REVOLVING CIRCLES
It's the Sixties week in the Dutch cinemas. The decade when we all thought it would turn out good for the world, the TV commercial said. In the sixties, the word R e v o l u t i o n sounded sweet.
Many keep speaking of revolution today. And since in most of my columns I can't help but slide back into monologues about Russia, my ethnic motherland about which my heart continues to ache, if you play the association game with me, the word R e v o l u t i o n brings the same old Russia to my mind.
Not because Russia was the home to one of the word's bloodiest revolutions, and even not because I was born to witness another revolution in Russia in 1991. But because I have come to see Russia as a country of non-stop
R
N E
O V
I O
T L
U
in the original sense of the world or, going around, in circles.
Any revolution is simply a way to re-legitimize control, one contemporary Russian writer has stated about the Bolshevik Revolution, and alluding to the more recent one. Any such re-legitimization first brings extreme forms of anarchy along, only to justify the terror afterwards.
What Russia 's current controlling elites fear are the so-called Orange Revolutions – population demonstrating distrust to their rulers by pouring massively into the streets – breaking out with different degrees of success in the bordering states, the ex-colonies. Because of this fear, the Russian federal and local governments are going out of their ways and bending over backwards to prevent real mass demonstrations all together. Different measures are summoned, from officially banning gathering in groups of more than two people per square meter in Moscow and not issuing the obligatory licenses to demonstration organizers to arresting the prominent partakers before the demonstration even begins. Also popular is inviting police regiments from remote regions of Russia and ordering them to join the local police in quite ruthless beatings of peaceful demonstrators, even the elderly, living below any comprehensible survival standards.
A recent invention has been to stage fake mass demonstrations by bringing in hundreds of ignorant young people to the centre of the Russian capital, dressing them up in colourful uniforms and making them sing, dance and distribute pro-Putin leaflets. All that presumably in return for a modest payment. Street traffic was blocked to allow the act to flow freely. Also allowed are extreme right and monarchist demonstrations as ones having no prospect of gathering many supporters.
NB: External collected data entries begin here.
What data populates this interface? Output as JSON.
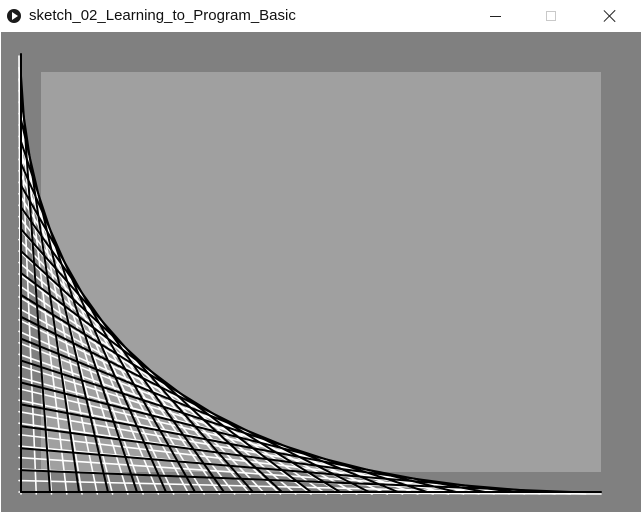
{
  "window": {
    "title": "sketch_02_Learning_to_Program_Basic",
    "icon": "processing-play-icon",
    "controls": [
      "minimize-icon",
      "maximize-icon",
      "close-icon"
    ]
  },
  "sketch": {
    "background_color": "#808080",
    "panel_color": "#a0a0a0",
    "white_grid_color": "#ffffff",
    "string_art_color": "#000000",
    "string_art_lines": 20,
    "white_grid_lines": 38
  }
}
The demonstrations, or marches, as the Russians call them, have literally engulfed Moscow and a couple of other cities in the European part of the country and remained unreported and unheard of in the rest of its vast territory. Only one TV channel, REN-TV, covers the opposition marches. Two more opposition marches, although officially forbidden, will take place this upcoming weekend in Moscow and St.Petersburg.
I don't like the word March. I know the opposition have borrowed it from the title of the earlier fascist Russian March, for the purpose of juxtaposition. But the word smacks way too much of neglect for the individual and loyalty to a mass.
I have deep respect for the opposition marchers. For the famous chess wiz kid Garry Kasparov, Khodorkovsky's friend Marina Litvinovich and even the brilliant provocative writer and the leader of what I see more as a flash-mob theatrical group of youngsters Edward Limonov (by the way, a Russian newspaper is now boycotted by all political parties in power for simply having interviewed Limonov). I marvel the opposition marchers' bravery.
The question is only: what happens when their slogans do lead to yet another revolution? Will they too become swallowed and crashed in the anarchic and then dictatorial waves that, philosophers like Berdyaev say, are always bound to follow?
The rich are too notoriously, too in-the-face-of-the-poor rich, and the torturers practice too insolently for another wave of revengeful bloodshed and plunder to keep waiting.
Revolution means going around in circles.
Maybe it takes longer, but I just believe so much more in underground enlightenment (think of the Samyzdat, those who know what I mean) and the spread of the Internet (which is currently in regular use among just about 4 percent of Russians).
So how long will it take? Is it because of Russia 's media and technological retardation that revolution may once again prove to be the only act of change to fit in our lifetimes?
In that sense, the behaviour of the corporation in power is suicidal.